Even without another coronavirus relief package, some Americans may receive another economic impact payment in 2021.

Most people have either received all the money they're going to see from the first round of stimulus checks or will get the remainder of their money by the end of the month. However, for some, including those who amended their tax return after economic impact payments were issued, it's possible they could receive additional money next year.

There are at least four scenarios in which a person could receive a payment in 2021, according to the Taxpayer Advocate Service (TAS), an independent organization within the Internal Revenue Service designed to assist taxpayers. Without a process in place to adjust distributions, in these instances, people must file their 2020 tax returns before receiving any additional money.

When issuing the first round of stimulus checks, the IRS based payments on the most current information it had on file. Given that payments started being sent in early April and the tax filing deadline was pushed to July 15, the IRS' use of a 2018 return and not a 2019 return may have resulted in a reduced payment.

For example, if a person gave birth to a child in 2019 but hadn't filed their return when payments were sent, they wouldn't have qualified for the additional $500 granted to children under 17 years old. The only way to receive that money is to adjust the difference with the filing of a 2020 tax return, according to TAS.

stimulus check 2021 payment
President Donald Trump's name appears on the coronavirus economic assistance checks that were sent to citizens across the country April 29 in Washington, D.C. Even without another coronavirus relief package some Americans may see another payment in 2021 if their first payment was not the proper amoun Chip Somodevilla/Getty

Another reason a person may have to wait until 2021 for a full payment is if the economic impact payment was based on a return that was later amended or if a person receives certain benefits, such as veterans affairs or social security, but were deemed ineligible because they were claimed as a dependent on someone else's return.

A fourth situation in which a person could receive additional money in 2021, according to TAS, is if the IRS based payments on an information return, social security or veterans affairs benefits. If a person filed a 2019 tax return or used the Non-Filer tool after economic impact payments were calculated, they can reconcile the differences on their 2020 return.

As people await full compensation for the economic impact payments afforded under the Coronavirus Aid, Relief, and Economic Security (CARES) Act, legislators on Capitol Hill reached an agreement on another round of payments. One of the few things Democrats and White House officials agree on including in a fifth stimulus package, Treasury Secretary Steve Mnuchin said a second round would likely resemble the first payments.

The CARES Act issued $1,200 payments to individuals earning $75,000 or less and $2,400 to joint-filers with incomes of $150,000 or below. An additional $500 was allocated for each child under 17 years of age, a provision that may be expanded if there's a second round.

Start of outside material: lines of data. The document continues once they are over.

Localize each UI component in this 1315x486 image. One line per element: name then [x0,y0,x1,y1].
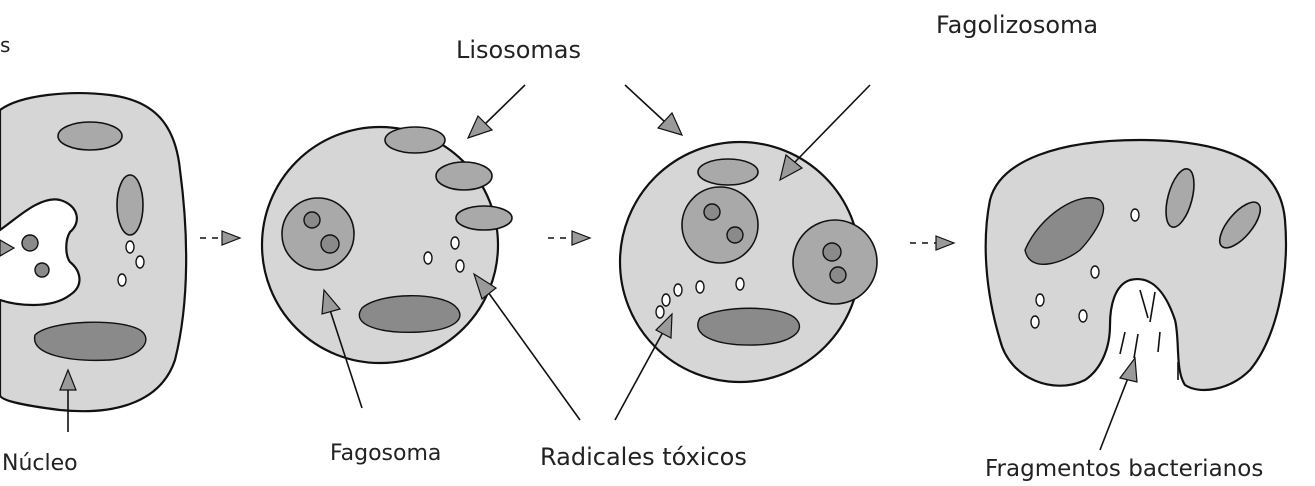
label-fagolizosoma: Fagolizosoma [936,11,1098,39]
label-lisosomas: Lisosomas [456,36,581,64]
label-nucleo: Núcleo [2,451,78,476]
arrow-fragmentos [1100,358,1137,450]
phagolysosome-cell3 [682,187,758,263]
label-cut-left: s [0,33,10,57]
cell-2 [262,127,512,363]
arrow-radicales-1 [474,274,580,420]
cell-4 [986,140,1286,390]
arrow-lisosomas-right [625,85,682,135]
process-arrow-1 [200,231,240,245]
label-radicales: Radicales tóxicos [540,443,747,471]
label-fagosoma: Fagosoma [330,441,441,466]
process-arrow-3 [910,236,954,250]
cell-1 [0,93,186,411]
cell-3 [620,142,877,382]
process-arrow-2 [548,231,590,245]
phagosome [282,198,354,270]
arrow-fagolizosoma [780,85,870,180]
arrow-lisosomas-left [468,85,525,138]
label-fragmentos: Fragmentos bacterianos [985,456,1263,482]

The GOP-backed Health, Economic Assistance, Liability Protection and Schools (HEALS) Act would keep payments at $500 but change eligibility to include dependents of all ages. Democrats included the expansion in their House bill, the Health and Economic Recovery Omnibus Emergency Solutions (HEROES) Act, and Mnuchin told reporters on August 2, that both sides were on board with a plan for stimulus checks.

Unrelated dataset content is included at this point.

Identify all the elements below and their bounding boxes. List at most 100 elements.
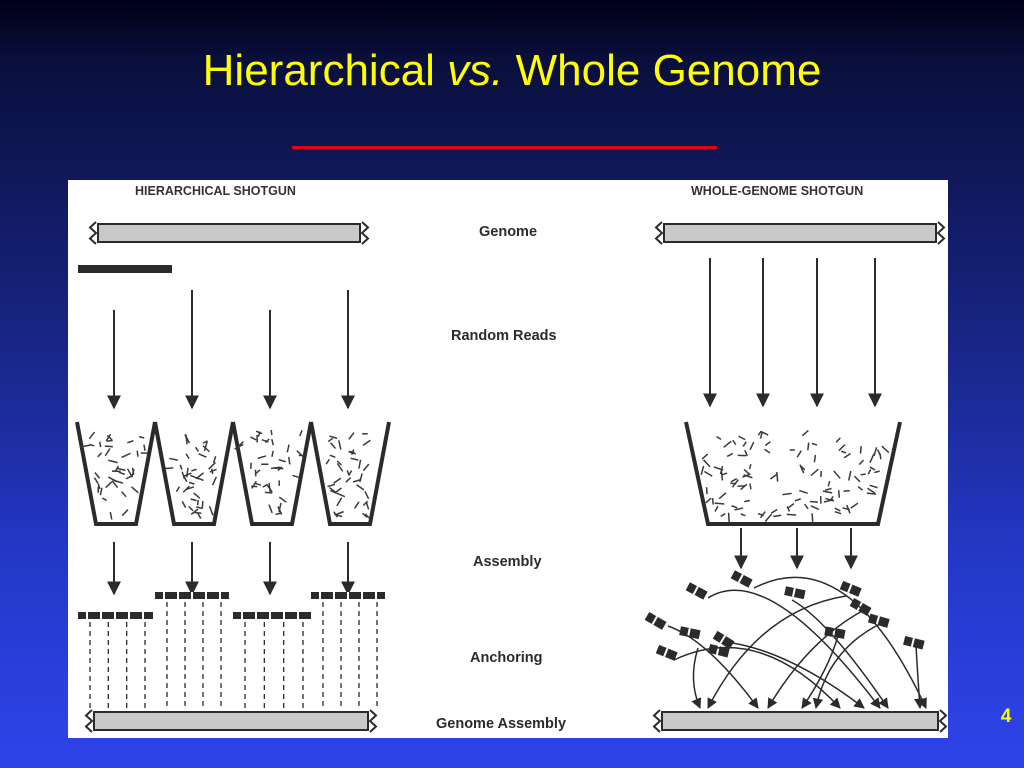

While TAS can help taxpayers resolve certain issues with their economic impact payment, they can't help with any of the situations that require a person to file a 2020 return, according to TAS.

"This is not a good answer for taxpayers," National Taxpayer Advocate Erin M. Collins wrote of the 2020 return solution in a blog on Monday. "Congress authorized EIPs to assist the tens of millions of Americans who are suffering financial hardships as a result of COVID-19 closures, and many of these individuals need their stimulus payments now."

Newsweek reached out to the IRS for comment but did not receive a response in time for publication.